Erebus —dijo Pitt—. En la mitología griega, es una parada en el camino al infierno. Es un lugar de perpetua oscuridad, o negrura.

—Justo es decir que es donde acabaron el barco y la tripulación. —Julien miró a Pitt—. ¿Crees que podrás encontrarlo?

—Es una zona de rastreo muy grande, pero valdrá la pena el esfuerzo. Lo único que puede impedirnos tener éxito es el mismo peligro que acabó con Franklin: el hielo.

—Nos acercamos al verano, que es cuando se puede navegar por la región. ¿Lograrás tener un barco allí a tiempo para realizar la busca?

—No te olvides de los canadienses —le advirtió Loren—. Quizá no te abran la puerta.

En los ojos de Pitt resplandeció el optimismo.

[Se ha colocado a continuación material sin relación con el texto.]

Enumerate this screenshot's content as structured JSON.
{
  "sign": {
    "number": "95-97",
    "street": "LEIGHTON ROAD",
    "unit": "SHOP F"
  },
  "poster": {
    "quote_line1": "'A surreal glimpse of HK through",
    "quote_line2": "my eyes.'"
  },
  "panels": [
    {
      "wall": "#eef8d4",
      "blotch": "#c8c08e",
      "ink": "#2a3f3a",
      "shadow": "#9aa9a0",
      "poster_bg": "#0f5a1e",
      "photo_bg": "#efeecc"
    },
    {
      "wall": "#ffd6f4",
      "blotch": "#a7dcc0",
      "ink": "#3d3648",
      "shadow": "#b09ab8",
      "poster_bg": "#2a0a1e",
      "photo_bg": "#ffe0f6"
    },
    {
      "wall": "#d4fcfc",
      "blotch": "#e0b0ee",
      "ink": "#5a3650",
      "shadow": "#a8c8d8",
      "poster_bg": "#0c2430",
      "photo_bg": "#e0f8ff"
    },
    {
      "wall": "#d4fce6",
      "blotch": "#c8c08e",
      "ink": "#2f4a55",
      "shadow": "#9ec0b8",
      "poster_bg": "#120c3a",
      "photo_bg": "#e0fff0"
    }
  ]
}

—Resulta que tengo un barco cerca de allí, y al hombre adecuado para que encuentre el camino —manifestó, con una sonrisa de confianza.

Perlmutter sacó una polvorienta botella de oporto añejo y sirvió unas copitas.

—Que Dios te acompañe, muchacho —brindó—. Que puedas arrojar alguna luz sobre el oscurecido Erebus.

Después de dar las gracias a Perlmutter por la comida y recibir la promesa del historiador naval de que le enviaría copias de cualquier material que tuviese sobre la posible ubicación del barco, Loren y Pitt salieron de la casa y volvieron al coche. Ya en el vehículo, Loren se mostró muy callada. Su sexto sentido se había puesto en marcha, y la advertía de un peligro invisible. Sabía que no podía impedir que Pitt partiese a resolver un misterio, pero siempre le costaba dejar que se marchara.

—El Ártico es un lugar peligroso —acabó diciendo en voz baja—. Me preocupará saber que estás por allí.

—No olvidaré llevarme los calzoncillos largos y me mantendré apartado de los icebergs —dijo él en tono alegre.

—Sé que es importante, pero, de todos modos, desearía que no tuvieses que ir.

Pitt sonrió para devolverle la tranquilidad, pero en sus ojos ya había aparecido aquella mirada distante y decidida. Loren miró a su marido y supo que él ya estaba allí.